新鮮な野菜にゴマの風味を持つルッコラとスライスしたマッシュルーム、砕いたくるみを加え、味わいに土っぽさやドライな風味をプラスします。そこに真っ赤な苺のドレッシングをたっぷりと。ワインはピノノワール。見た目と香り、味わいにも共通点を見つけたみずみずしいペアリングです。
魚卵は赤ワインには合わないの?
いくらや数の子などの魚卵と赤ワインの組み合わせは生臭くていただけない!これは皆さんが口をそろえる赤ワインのタブーですが、この組み合わせは、赤ワインに含まれる酸化防止剤の亜硫酸塩が魚卵の生臭さを増長させてしまうのが原因。これは致命傷かと思いきや、今やたくさんのワイン生産者が酸化防止剤をなるべく使わないオーガニックなワインに力を入れていますので、自然派のワインを探すと相性の良い一本に出会えるかもしれません。
魚卵にはしっかりとしたタンニンは重過ぎるので、ミディアムボディ程度のワインがおすすめです。
赤ワインとおつまみのペアリングはどうする?お正月編
お正月はお節料理をつまみながら赤ワインでのんびりと 一年のスタートを飾る晴れのイベント「お正月」のお供と言えば、お節料理。
伊達巻や黒豆、「田作り」と呼ばれる小魚や数の子など、バラエティーに富んだお味が一つの箱に所狭しと並ぶ、お祝いにふさわしいにぎやかなお料理です。このおせち料理をつまみながら、ゆっくりとお酒を飲むのがお正月の楽しみのひとつ!という事で、前の章で醤油や魚卵と赤ワインのペアリングのコツもお話しした事ですし、来年のお正月はお節料理をおつまみに、赤ワインとのペアリングにぜひチャレンジしてみてください!
一品一品に願いを込めて、ひとつひとつの素材に手間暇かけたお節料理は、どちらかと言うと淡泊な味付けで肉よりも魚が中心。野菜もふんだんに使われていますので、赤ワインとのペアリングでは、今までお話した共通点探しに加えて、下記のようなポイントをプラスすると上手くいきます。
ポイント①お節料理はしっかりとお出汁を取って旨味を引き出す
筑前煮や旬の根菜の煮物など、素材の良さをそのまま活かしたお料理には、しっかりとお出汁を取って味わいに奥行きを。前章でお話した醤油と赤ワインのペアリングにチャレンジしてみてください!

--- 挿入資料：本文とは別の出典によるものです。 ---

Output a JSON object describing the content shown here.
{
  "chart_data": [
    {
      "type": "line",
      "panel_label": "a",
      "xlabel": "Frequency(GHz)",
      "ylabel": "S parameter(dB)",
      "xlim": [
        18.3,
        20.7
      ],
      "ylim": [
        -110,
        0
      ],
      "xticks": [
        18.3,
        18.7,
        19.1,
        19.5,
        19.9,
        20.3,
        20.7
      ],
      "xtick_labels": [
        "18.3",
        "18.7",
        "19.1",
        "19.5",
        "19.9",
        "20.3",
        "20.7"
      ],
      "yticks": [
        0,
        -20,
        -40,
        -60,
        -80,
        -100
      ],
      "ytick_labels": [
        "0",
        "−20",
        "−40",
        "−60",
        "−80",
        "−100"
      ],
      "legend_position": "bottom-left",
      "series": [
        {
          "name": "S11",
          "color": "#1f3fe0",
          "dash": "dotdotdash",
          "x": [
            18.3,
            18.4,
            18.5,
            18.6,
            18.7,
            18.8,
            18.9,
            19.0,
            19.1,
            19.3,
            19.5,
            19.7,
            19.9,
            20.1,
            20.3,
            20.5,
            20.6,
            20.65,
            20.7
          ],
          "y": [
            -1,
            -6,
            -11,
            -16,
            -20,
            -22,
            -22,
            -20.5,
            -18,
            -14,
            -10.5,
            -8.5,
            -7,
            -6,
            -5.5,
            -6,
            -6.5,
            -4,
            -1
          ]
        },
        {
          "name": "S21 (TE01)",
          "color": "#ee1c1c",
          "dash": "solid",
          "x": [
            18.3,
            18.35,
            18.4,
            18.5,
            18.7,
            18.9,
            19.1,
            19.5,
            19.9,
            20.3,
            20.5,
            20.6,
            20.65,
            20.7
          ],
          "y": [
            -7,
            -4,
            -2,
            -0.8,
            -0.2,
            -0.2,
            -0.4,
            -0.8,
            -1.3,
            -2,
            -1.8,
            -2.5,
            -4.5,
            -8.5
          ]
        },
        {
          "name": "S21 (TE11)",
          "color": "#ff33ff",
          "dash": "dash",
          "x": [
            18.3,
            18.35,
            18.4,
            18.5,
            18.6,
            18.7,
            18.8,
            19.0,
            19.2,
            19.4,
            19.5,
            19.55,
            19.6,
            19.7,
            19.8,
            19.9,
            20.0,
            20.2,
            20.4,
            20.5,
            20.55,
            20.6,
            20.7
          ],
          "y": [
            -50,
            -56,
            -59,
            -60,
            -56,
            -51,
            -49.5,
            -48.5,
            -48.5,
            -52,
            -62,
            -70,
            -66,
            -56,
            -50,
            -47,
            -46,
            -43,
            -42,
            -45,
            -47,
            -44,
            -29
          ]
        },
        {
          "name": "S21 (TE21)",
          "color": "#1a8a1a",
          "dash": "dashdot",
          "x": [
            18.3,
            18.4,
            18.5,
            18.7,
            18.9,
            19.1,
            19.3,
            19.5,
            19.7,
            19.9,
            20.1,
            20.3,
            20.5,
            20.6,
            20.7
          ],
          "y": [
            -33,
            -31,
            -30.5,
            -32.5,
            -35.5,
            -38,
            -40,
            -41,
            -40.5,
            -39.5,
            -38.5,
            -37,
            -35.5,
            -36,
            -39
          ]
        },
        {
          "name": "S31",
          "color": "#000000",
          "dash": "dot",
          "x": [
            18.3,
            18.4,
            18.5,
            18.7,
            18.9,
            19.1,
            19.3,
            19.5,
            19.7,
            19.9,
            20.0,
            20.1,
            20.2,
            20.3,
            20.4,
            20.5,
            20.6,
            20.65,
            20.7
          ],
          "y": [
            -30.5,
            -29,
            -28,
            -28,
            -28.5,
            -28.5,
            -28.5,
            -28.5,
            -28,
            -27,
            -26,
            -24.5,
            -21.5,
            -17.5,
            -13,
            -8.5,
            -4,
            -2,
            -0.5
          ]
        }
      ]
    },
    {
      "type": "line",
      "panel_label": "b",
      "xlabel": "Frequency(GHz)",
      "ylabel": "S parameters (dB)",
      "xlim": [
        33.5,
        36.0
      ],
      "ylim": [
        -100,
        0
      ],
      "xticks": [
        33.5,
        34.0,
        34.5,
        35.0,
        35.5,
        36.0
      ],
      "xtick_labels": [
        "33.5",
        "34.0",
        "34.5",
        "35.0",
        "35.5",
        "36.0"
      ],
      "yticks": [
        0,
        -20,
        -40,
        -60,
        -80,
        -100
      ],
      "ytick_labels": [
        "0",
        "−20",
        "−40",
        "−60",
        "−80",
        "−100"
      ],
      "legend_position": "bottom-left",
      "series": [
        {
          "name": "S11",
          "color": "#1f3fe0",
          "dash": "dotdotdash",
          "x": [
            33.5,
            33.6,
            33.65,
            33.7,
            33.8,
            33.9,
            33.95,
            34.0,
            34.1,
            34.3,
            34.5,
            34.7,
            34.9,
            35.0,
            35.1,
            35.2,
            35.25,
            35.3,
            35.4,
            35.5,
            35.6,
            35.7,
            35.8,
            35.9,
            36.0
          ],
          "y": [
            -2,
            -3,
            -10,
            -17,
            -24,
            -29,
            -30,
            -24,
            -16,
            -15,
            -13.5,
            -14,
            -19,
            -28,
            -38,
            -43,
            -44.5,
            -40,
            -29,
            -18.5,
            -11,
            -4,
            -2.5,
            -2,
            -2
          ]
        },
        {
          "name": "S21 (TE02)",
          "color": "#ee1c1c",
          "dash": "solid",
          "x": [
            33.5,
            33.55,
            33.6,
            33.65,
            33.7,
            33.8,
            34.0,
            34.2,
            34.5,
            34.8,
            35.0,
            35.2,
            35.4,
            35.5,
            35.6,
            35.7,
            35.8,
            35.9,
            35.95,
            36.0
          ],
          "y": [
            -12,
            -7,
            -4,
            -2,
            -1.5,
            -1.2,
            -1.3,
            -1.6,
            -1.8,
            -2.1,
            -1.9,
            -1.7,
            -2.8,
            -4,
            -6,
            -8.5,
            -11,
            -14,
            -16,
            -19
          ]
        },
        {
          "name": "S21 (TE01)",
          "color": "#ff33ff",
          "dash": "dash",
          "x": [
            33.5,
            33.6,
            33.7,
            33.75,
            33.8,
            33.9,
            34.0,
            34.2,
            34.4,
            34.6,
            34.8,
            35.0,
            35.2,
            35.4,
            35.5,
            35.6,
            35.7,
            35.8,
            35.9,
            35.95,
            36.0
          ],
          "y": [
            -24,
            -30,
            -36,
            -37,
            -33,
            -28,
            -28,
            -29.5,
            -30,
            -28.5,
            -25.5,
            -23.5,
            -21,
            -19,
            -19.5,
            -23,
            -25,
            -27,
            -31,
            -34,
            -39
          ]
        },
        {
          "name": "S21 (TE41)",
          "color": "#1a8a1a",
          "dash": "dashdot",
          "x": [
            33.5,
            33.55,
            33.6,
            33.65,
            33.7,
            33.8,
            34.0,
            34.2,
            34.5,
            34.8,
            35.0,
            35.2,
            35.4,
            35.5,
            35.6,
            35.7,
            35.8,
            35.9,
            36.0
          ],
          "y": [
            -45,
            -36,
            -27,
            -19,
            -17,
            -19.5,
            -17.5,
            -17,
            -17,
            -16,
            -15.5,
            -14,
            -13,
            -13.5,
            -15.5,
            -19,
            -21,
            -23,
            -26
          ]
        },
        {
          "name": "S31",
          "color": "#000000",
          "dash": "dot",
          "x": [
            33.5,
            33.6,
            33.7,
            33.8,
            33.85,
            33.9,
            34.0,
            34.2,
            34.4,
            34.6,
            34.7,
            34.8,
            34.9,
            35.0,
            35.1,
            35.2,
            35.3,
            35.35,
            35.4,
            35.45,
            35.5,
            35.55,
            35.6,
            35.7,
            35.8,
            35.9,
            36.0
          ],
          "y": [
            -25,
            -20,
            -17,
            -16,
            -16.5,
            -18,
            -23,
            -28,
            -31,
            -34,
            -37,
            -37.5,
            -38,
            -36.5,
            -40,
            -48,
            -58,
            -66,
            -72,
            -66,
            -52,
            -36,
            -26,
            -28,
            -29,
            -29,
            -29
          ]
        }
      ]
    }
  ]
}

ポイント②焼き豚やローストビーフなどの肉料理も加えてみる。
こんがりと焼いた海老や田作りなどの魚料理に加えて、肉料理もラインナップ。焼き豚やローストビーフなど、こんがりと焼いた肉料理の方が全体のバランスにマッチします。
ポイント③ワインはバランスの取れたおだやかなものを選ぶ
いろいろな食材を楽しめるバラエティーに富んだお節料理には、味わいのバランスが取れた、おだやかな赤ワインをチョイスしましょう。
例えば、若々しい果実味を前面に押し出したものよりも、ある程度熟成されたものを。しっかりと個性を主張するフルボディよりも、どんな料理にも寄り添いやすいミディアムボディを。
一年に一度の特別な日ですから、出番を待っていたヴィンテージワインの登場!なんて贅沢もアリですね。
まとめ:ペアリングでは美味しい!と感じるものを見つけよう
いかがでしたでしょうか?赤ワインと料理のペアリングのコツについて、いろいろとお話させていただきましたが、一番のコツは美味しい!と感じるものを見つけること。
それが、世界各国、老若男女すべての共通点なのかもしれません。
どうぞ、美味しい赤ワインとお料理といっしょに、楽しい年末年始をお過ごしください。